Reputation: 1265
I am getting error while executing spark job using spark-submit on windows 10 machine. The command is:
c:\workspaces\Spark2Demo>spark-submit --class retail_db.GetRevenuePerOrder --master local .\target\scala-2.12\spark2demo_2.12-0.1.jar c:\workspaces\data\retail_db\orders\part-00000 c:\workspaces\output
The error I get is:
2019-03-12 19:09:33 ERROR SparkContext:91 - Error initializing SparkContext.
org.apache.spark.SparkException: Could not parse Master URL: 'c:\workspaces\data\retail_db\orders\part-00000'
at org.apache.spark.SparkContext$.org$apache$spark$SparkContext$$createTaskScheduler(SparkContext.scala:2784)

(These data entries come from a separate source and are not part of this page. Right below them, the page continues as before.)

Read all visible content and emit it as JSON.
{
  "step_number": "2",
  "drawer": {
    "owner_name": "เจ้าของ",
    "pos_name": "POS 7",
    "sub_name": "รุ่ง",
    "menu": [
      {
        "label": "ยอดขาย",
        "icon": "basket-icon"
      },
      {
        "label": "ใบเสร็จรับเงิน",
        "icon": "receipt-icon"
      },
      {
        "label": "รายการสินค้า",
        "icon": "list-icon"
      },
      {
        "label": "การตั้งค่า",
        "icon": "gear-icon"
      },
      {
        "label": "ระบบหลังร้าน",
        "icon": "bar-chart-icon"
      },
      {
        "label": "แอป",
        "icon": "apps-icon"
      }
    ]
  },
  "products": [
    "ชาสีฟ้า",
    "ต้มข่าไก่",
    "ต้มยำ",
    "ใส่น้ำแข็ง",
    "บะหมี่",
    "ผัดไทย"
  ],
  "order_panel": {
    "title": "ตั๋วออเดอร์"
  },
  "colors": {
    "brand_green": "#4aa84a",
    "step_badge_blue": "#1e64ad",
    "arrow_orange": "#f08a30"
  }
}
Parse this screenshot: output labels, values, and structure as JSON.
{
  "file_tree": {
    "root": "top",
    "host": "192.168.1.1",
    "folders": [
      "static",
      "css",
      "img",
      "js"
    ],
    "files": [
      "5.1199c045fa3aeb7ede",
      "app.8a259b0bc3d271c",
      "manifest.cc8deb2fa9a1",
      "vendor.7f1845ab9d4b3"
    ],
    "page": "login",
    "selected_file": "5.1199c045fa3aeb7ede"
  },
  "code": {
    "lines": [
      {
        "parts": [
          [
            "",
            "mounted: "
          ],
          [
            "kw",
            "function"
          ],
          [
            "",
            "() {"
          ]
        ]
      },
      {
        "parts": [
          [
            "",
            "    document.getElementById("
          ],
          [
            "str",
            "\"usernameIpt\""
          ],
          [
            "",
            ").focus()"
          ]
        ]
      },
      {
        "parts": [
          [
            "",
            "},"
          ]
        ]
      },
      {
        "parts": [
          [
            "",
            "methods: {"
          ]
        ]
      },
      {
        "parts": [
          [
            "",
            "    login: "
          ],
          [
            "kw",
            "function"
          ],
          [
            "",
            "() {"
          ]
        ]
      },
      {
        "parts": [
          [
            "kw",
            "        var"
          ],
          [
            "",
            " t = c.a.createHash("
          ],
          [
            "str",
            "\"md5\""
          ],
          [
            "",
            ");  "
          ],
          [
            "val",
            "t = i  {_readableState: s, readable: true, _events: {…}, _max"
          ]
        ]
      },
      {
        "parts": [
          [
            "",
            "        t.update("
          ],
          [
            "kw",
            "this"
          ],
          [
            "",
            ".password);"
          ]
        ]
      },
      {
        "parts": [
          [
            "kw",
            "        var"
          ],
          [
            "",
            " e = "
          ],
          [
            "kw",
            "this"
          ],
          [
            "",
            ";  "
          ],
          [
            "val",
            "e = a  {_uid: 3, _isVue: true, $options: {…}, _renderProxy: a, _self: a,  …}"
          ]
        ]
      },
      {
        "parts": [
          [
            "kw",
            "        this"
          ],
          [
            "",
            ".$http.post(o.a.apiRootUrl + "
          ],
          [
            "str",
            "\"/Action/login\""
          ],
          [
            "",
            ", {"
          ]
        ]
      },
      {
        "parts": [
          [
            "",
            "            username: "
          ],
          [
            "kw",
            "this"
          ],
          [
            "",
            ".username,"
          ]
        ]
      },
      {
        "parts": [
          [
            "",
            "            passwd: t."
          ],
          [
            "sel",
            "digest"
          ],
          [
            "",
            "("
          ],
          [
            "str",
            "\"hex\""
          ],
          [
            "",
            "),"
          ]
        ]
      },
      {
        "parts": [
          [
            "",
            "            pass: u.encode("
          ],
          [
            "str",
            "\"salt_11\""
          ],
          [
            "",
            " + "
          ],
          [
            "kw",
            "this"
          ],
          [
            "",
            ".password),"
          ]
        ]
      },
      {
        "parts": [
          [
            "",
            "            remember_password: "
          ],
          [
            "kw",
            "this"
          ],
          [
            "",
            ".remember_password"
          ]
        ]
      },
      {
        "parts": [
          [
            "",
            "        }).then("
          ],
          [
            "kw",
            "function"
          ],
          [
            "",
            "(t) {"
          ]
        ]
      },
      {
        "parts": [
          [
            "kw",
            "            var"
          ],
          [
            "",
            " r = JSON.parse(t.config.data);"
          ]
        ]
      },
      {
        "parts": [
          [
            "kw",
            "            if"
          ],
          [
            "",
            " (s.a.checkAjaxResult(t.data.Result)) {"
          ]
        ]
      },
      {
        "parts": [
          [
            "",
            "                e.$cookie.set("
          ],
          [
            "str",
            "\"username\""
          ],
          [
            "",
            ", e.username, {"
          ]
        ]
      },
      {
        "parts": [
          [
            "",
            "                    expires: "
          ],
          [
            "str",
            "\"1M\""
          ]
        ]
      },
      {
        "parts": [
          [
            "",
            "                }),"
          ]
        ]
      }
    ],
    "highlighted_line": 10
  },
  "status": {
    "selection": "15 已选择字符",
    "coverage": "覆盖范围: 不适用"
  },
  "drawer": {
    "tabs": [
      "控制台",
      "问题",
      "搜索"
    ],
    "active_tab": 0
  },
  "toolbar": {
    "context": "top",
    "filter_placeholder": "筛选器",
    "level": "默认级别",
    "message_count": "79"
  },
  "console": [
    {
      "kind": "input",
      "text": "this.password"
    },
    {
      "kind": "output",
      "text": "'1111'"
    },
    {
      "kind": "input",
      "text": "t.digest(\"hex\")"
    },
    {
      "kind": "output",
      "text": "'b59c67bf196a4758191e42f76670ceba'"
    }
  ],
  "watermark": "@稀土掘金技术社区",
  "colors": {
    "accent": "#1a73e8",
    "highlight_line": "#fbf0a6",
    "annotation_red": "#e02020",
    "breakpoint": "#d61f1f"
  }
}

at org.apache.spark.SparkContext.<init>(SparkContext.scala:493)
at retail_db.GetRevenuePerOrder$.main(GetRevenuePerOrder.scala:7)
at retail_db.GetRevenuePerOrder.main(GetRevenuePerOrder.scala)
The file exists and is accessible. I am able to run the program in IDE. Following is the prorgram:
package retail_db
import org.apache.spark.{SparkConf,SparkContext}
object GetRevenuePerOrder {
def main(args:Array[String]):Unit = {
val conf = new SparkConf().setMaster(args(0)).setAppName("GetRevenuePerOrder")
val sc = new SparkContext(conf)
sc.setLogLevel("DEBUG")
println(args)
val orderItems = sc.textFile(args(1))
val revenuePerOrder = orderItems.map(oi => (oi.split(",")(1).toInt, oi.split(",")(4).toFloat)).reduceByKey(_ + _).map(oi => (oi._1 + "," + oi._2))
revenuePerOrder.saveAsTextFile(args(2))
}
}
Please help.
Upvotes: 1
Views: 3594
Reputation: 1076
You are setting Master twice. First time in the spark-submit command (--master local), where you are setting it as local and the second time in the SparkConf (new SparkConf().setMaster(args(0))). As mentioned in the spark configuration page, "Properties set directly on the SparkConf take highest precedence, then flags passed to spark-submit or spark-shell, then options in the spark-defaults.conf file", the local master set by the spark-submit, gets overwritten by the SparkConf argument. Please remove the second part.
Upvotes: 1